Speaking on this subject, we should look a little into history. The social role of women in the Middle East was to give birth to children, wash, clean, cook and serve. But suddenly in the Gospel we read that Mary of Bethany, Martha’s sister, sat at Christ’s feet and listened. Why is this moment so important? We remember that the Apostle Paul sat at Gamaliel’s feet. He was not just one of his disciples—he could sit at the feet of this well-respected teacher of the Law, he was his closest disciple. And the Lord Jesus Christ allowed Mary not just to stand at the door and listen, but allowed her to sit next to Him, at His feet. This shows that there is no difference in the spiritual sense between a man and a woman. There is a difference in social roles, talents and opportunities. Above all the angels, the saints, the righteous and the apostles we honor the Most Holy Theotokos. Therefore, it is wrong to take a quote from the Holy Scriptures out of context and say: “It follows from these words that she should be in a subordinate position and do exclusively household chores without receiving education or developing her skills at work.” This is manipulation.
There is also such a moment: It is known that insecure men are afraid of strong women. A woman who is well-educated, successful, self-confident and who has a high-paying job causes fear in such men. She cannot be manipulated—she is an independent person. Such a man cannot say outright: “I’m infantile, a big boy who just wants you to obey me.” He looks (sometimes consciously and sometimes unconsciously) for some pseudo-pious excuses in order to achieve his goal. From here manipulations begin: “You must!” and so on. I see the situation this way.
But if there is real love, then the opposite happens: The husband is only glad that his beloved woman realizes her talents, that she derives joy from life, that she is engaged in an interesting business that helps her develop and grow.
—Thank you very much for the talk! In conclusion, can you share some personal technique that helps you in family life?
—Five years ago, chess appeared in our kitchen. A small chessboard with magnetic pieces, which traveled with us on all pilgrimage trips and vacations. My Anechka and I play chess when we sit down for tea: we set out the chess pieces and start... At first, my wife often lost because she had never played before, while I have been playing since childhood. But then she gained experience and began to win. Now we can say that we play on an equal footing.
There can be tense situations in family relationships.
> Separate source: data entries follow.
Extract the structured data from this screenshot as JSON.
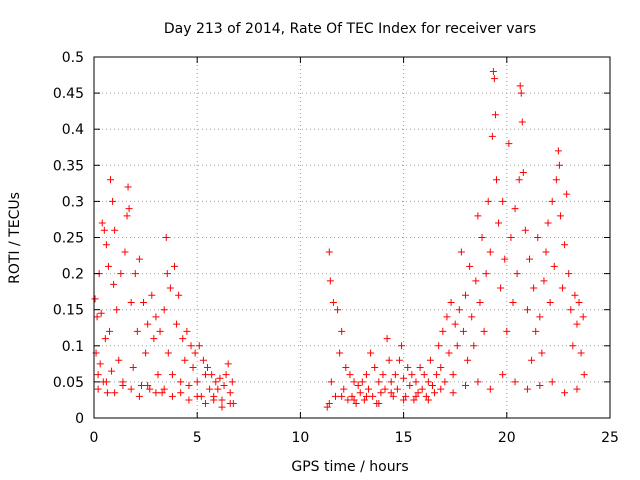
{
  "chart_data": {
    "type": "scatter",
    "title": "Day 213 of 2014, Rate Of TEC Index for receiver vars",
    "xlabel": "GPS time / hours",
    "ylabel": "ROTI / TECUs",
    "xlim": [
      0,
      25
    ],
    "ylim": [
      0,
      0.5
    ],
    "xticks": [
      0,
      5,
      10,
      15,
      20,
      25
    ],
    "xtick_labels": [
      "0",
      "5",
      "10",
      "15",
      "20",
      "25"
    ],
    "yticks": [
      0,
      0.05,
      0.1,
      0.15,
      0.2,
      0.25,
      0.3,
      0.35,
      0.4,
      0.45,
      0.5
    ],
    "ytick_labels": [
      "0",
      "0.05",
      "0.1",
      "0.15",
      "0.2",
      "0.25",
      "0.3",
      "0.35",
      "0.4",
      "0.45",
      "0.5"
    ],
    "grid": true,
    "marker": "+",
    "marker_color": "#ff0000",
    "series": [
      {
        "name": "ROTI",
        "points": [
          [
            0.05,
            0.165
          ],
          [
            0.1,
            0.09
          ],
          [
            0.15,
            0.14
          ],
          [
            0.2,
            0.06
          ],
          [
            0.25,
            0.2
          ],
          [
            0.3,
            0.075
          ],
          [
            0.35,
            0.145
          ],
          [
            0.4,
            0.27
          ],
          [
            0.45,
            0.05
          ],
          [
            0.5,
            0.26
          ],
          [
            0.55,
            0.11
          ],
          [
            0.6,
            0.24
          ],
          [
            0.65,
            0.035
          ],
          [
            0.7,
            0.21
          ],
          [
            0.75,
            0.12
          ],
          [
            0.8,
            0.33
          ],
          [
            0.85,
            0.065
          ],
          [
            0.9,
            0.3
          ],
          [
            0.95,
            0.185
          ],
          [
            1.0,
            0.26
          ],
          [
            1.1,
            0.15
          ],
          [
            1.2,
            0.08
          ],
          [
            1.3,
            0.2
          ],
          [
            1.4,
            0.05
          ],
          [
            1.5,
            0.23
          ],
          [
            1.6,
            0.28
          ],
          [
            1.65,
            0.32
          ],
          [
            1.7,
            0.29
          ],
          [
            1.8,
            0.16
          ],
          [
            1.9,
            0.07
          ],
          [
            2.0,
            0.2
          ],
          [
            2.1,
            0.12
          ],
          [
            2.2,
            0.22
          ],
          [
            2.3,
            0.045
          ],
          [
            2.4,
            0.16
          ],
          [
            2.5,
            0.09
          ],
          [
            2.6,
            0.13
          ],
          [
            2.7,
            0.04
          ],
          [
            2.8,
            0.17
          ],
          [
            2.9,
            0.11
          ],
          [
            3.0,
            0.14
          ],
          [
            3.1,
            0.06
          ],
          [
            3.2,
            0.12
          ],
          [
            3.3,
            0.035
          ],
          [
            3.4,
            0.15
          ],
          [
            3.5,
            0.25
          ],
          [
            3.55,
            0.2
          ],
          [
            3.6,
            0.09
          ],
          [
            3.7,
            0.18
          ],
          [
            3.8,
            0.06
          ],
          [
            3.9,
            0.21
          ],
          [
            4.0,
            0.13
          ],
          [
            4.1,
            0.17
          ],
          [
            4.2,
            0.05
          ],
          [
            4.3,
            0.11
          ],
          [
            4.4,
            0.08
          ],
          [
            4.5,
            0.12
          ],
          [
            4.6,
            0.045
          ],
          [
            4.7,
            0.1
          ],
          [
            4.8,
            0.07
          ],
          [
            4.9,
            0.09
          ],
          [
            5.0,
            0.05
          ],
          [
            5.1,
            0.1
          ],
          [
            5.2,
            0.03
          ],
          [
            5.3,
            0.08
          ],
          [
            5.4,
            0.06
          ],
          [
            5.5,
            0.07
          ],
          [
            5.6,
            0.04
          ],
          [
            5.7,
            0.06
          ],
          [
            5.8,
            0.03
          ],
          [
            5.9,
            0.05
          ],
          [
            6.0,
            0.04
          ],
          [
            6.1,
            0.055
          ],
          [
            6.2,
            0.025
          ],
          [
            6.3,
            0.045
          ],
          [
            6.4,
            0.06
          ],
          [
            6.5,
            0.075
          ],
          [
            6.6,
            0.035
          ],
          [
            6.7,
            0.05
          ],
          [
            6.75,
            0.02
          ],
          [
            0.2,
            0.04
          ],
          [
            0.6,
            0.05
          ],
          [
            1.0,
            0.035
          ],
          [
            1.4,
            0.045
          ],
          [
            1.8,
            0.04
          ],
          [
            2.2,
            0.03
          ],
          [
            2.6,
            0.045
          ],
          [
            3.0,
            0.035
          ],
          [
            3.4,
            0.04
          ],
          [
            3.8,
            0.03
          ],
          [
            4.2,
            0.035
          ],
          [
            4.6,
            0.025
          ],
          [
            5.0,
            0.03
          ],
          [
            5.4,
            0.02
          ],
          [
            5.8,
            0.025
          ],
          [
            6.2,
            0.015
          ],
          [
            6.6,
            0.02
          ],
          [
            11.3,
            0.015
          ],
          [
            11.4,
            0.23
          ],
          [
            11.45,
            0.19
          ],
          [
            11.5,
            0.05
          ],
          [
            11.6,
            0.16
          ],
          [
            11.7,
            0.03
          ],
          [
            11.8,
            0.15
          ],
          [
            11.9,
            0.09
          ],
          [
            12.0,
            0.12
          ],
          [
            12.1,
            0.04
          ],
          [
            12.2,
            0.07
          ],
          [
            12.3,
            0.025
          ],
          [
            12.4,
            0.06
          ],
          [
            12.5,
            0.03
          ],
          [
            12.6,
            0.05
          ],
          [
            12.7,
            0.02
          ],
          [
            12.8,
            0.045
          ],
          [
            12.9,
            0.035
          ],
          [
            13.0,
            0.05
          ],
          [
            13.1,
            0.025
          ],
          [
            13.2,
            0.06
          ],
          [
            13.3,
            0.04
          ],
          [
            13.4,
            0.09
          ],
          [
            13.5,
            0.03
          ],
          [
            13.6,
            0.07
          ],
          [
            13.7,
            0.02
          ],
          [
            13.8,
            0.05
          ],
          [
            13.9,
            0.035
          ],
          [
            14.0,
            0.06
          ],
          [
            14.1,
            0.04
          ],
          [
            14.2,
            0.11
          ],
          [
            14.3,
            0.08
          ],
          [
            14.4,
            0.05
          ],
          [
            14.5,
            0.03
          ],
          [
            14.6,
            0.06
          ],
          [
            14.7,
            0.04
          ],
          [
            14.8,
            0.08
          ],
          [
            14.9,
            0.1
          ],
          [
            15.0,
            0.055
          ],
          [
            15.1,
            0.03
          ],
          [
            15.2,
            0.07
          ],
          [
            15.3,
            0.045
          ],
          [
            15.4,
            0.06
          ],
          [
            15.5,
            0.025
          ],
          [
            15.6,
            0.05
          ],
          [
            15.7,
            0.035
          ],
          [
            15.8,
            0.07
          ],
          [
            15.9,
            0.04
          ],
          [
            16.0,
            0.06
          ],
          [
            16.1,
            0.03
          ],
          [
            16.2,
            0.05
          ],
          [
            16.3,
            0.08
          ],
          [
            16.4,
            0.045
          ],
          [
            16.5,
            0.035
          ],
          [
            16.6,
            0.06
          ],
          [
            16.7,
            0.1
          ],
          [
            16.8,
            0.07
          ],
          [
            16.9,
            0.12
          ],
          [
            17.0,
            0.05
          ],
          [
            17.1,
            0.14
          ],
          [
            17.2,
            0.09
          ],
          [
            17.3,
            0.16
          ],
          [
            17.4,
            0.06
          ],
          [
            17.5,
            0.13
          ],
          [
            17.6,
            0.1
          ],
          [
            17.7,
            0.15
          ],
          [
            17.8,
            0.23
          ],
          [
            17.9,
            0.12
          ],
          [
            18.0,
            0.17
          ],
          [
            18.1,
            0.08
          ],
          [
            18.2,
            0.21
          ],
          [
            18.3,
            0.14
          ],
          [
            18.4,
            0.1
          ],
          [
            18.5,
            0.19
          ],
          [
            18.6,
            0.28
          ],
          [
            18.7,
            0.16
          ],
          [
            18.8,
            0.25
          ],
          [
            18.9,
            0.12
          ],
          [
            19.0,
            0.2
          ],
          [
            19.1,
            0.3
          ],
          [
            19.2,
            0.23
          ],
          [
            19.3,
            0.39
          ],
          [
            19.35,
            0.48
          ],
          [
            19.4,
            0.47
          ],
          [
            19.45,
            0.42
          ],
          [
            19.5,
            0.33
          ],
          [
            19.6,
            0.27
          ],
          [
            19.7,
            0.18
          ],
          [
            19.8,
            0.3
          ],
          [
            19.9,
            0.22
          ],
          [
            20.0,
            0.12
          ],
          [
            20.1,
            0.38
          ],
          [
            20.2,
            0.25
          ],
          [
            20.3,
            0.16
          ],
          [
            20.4,
            0.29
          ],
          [
            20.5,
            0.2
          ],
          [
            20.6,
            0.33
          ],
          [
            20.65,
            0.46
          ],
          [
            20.7,
            0.45
          ],
          [
            20.75,
            0.41
          ],
          [
            20.8,
            0.34
          ],
          [
            20.9,
            0.26
          ],
          [
            21.0,
            0.15
          ],
          [
            21.1,
            0.22
          ],
          [
            21.2,
            0.08
          ],
          [
            21.3,
            0.18
          ],
          [
            21.4,
            0.12
          ],
          [
            21.5,
            0.25
          ],
          [
            21.6,
            0.14
          ],
          [
            21.7,
            0.09
          ],
          [
            21.8,
            0.19
          ],
          [
            21.9,
            0.23
          ],
          [
            22.0,
            0.27
          ],
          [
            22.1,
            0.16
          ],
          [
            22.2,
            0.3
          ],
          [
            22.3,
            0.21
          ],
          [
            22.4,
            0.33
          ],
          [
            22.5,
            0.37
          ],
          [
            22.55,
            0.35
          ],
          [
            22.6,
            0.28
          ],
          [
            22.7,
            0.18
          ],
          [
            22.8,
            0.24
          ],
          [
            22.9,
            0.31
          ],
          [
            23.0,
            0.2
          ],
          [
            23.1,
            0.15
          ],
          [
            23.2,
            0.1
          ],
          [
            23.3,
            0.17
          ],
          [
            23.4,
            0.13
          ],
          [
            23.5,
            0.16
          ],
          [
            23.6,
            0.09
          ],
          [
            23.7,
            0.14
          ],
          [
            23.75,
            0.06
          ],
          [
            11.4,
            0.02
          ],
          [
            12.0,
            0.03
          ],
          [
            12.6,
            0.025
          ],
          [
            13.2,
            0.03
          ],
          [
            13.8,
            0.02
          ],
          [
            14.4,
            0.035
          ],
          [
            15.0,
            0.025
          ],
          [
            15.6,
            0.03
          ],
          [
            16.2,
            0.025
          ],
          [
            16.8,
            0.04
          ],
          [
            17.4,
            0.035
          ],
          [
            18.0,
            0.045
          ],
          [
            18.6,
            0.05
          ],
          [
            19.2,
            0.04
          ],
          [
            19.8,
            0.06
          ],
          [
            20.4,
            0.05
          ],
          [
            21.0,
            0.04
          ],
          [
            21.6,
            0.045
          ],
          [
            22.2,
            0.05
          ],
          [
            22.8,
            0.035
          ],
          [
            23.4,
            0.04
          ]
        ]
      }
    ]
  }
}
Then one of us silently sets out the chess pieces and makes the first move. I may be the first to move my knight, and my wife, after looking with an offended gaze for a minute or two, makes her return move. The game goes on, and all disagreements are slowly forgotten. We have stakes—for example, the winner chooses a movie to watch together. For our family, this is a very successful and good discovery, which sometimes helps us overcome tense moments and allows us to just spend time together, distracting us from everyday affairs.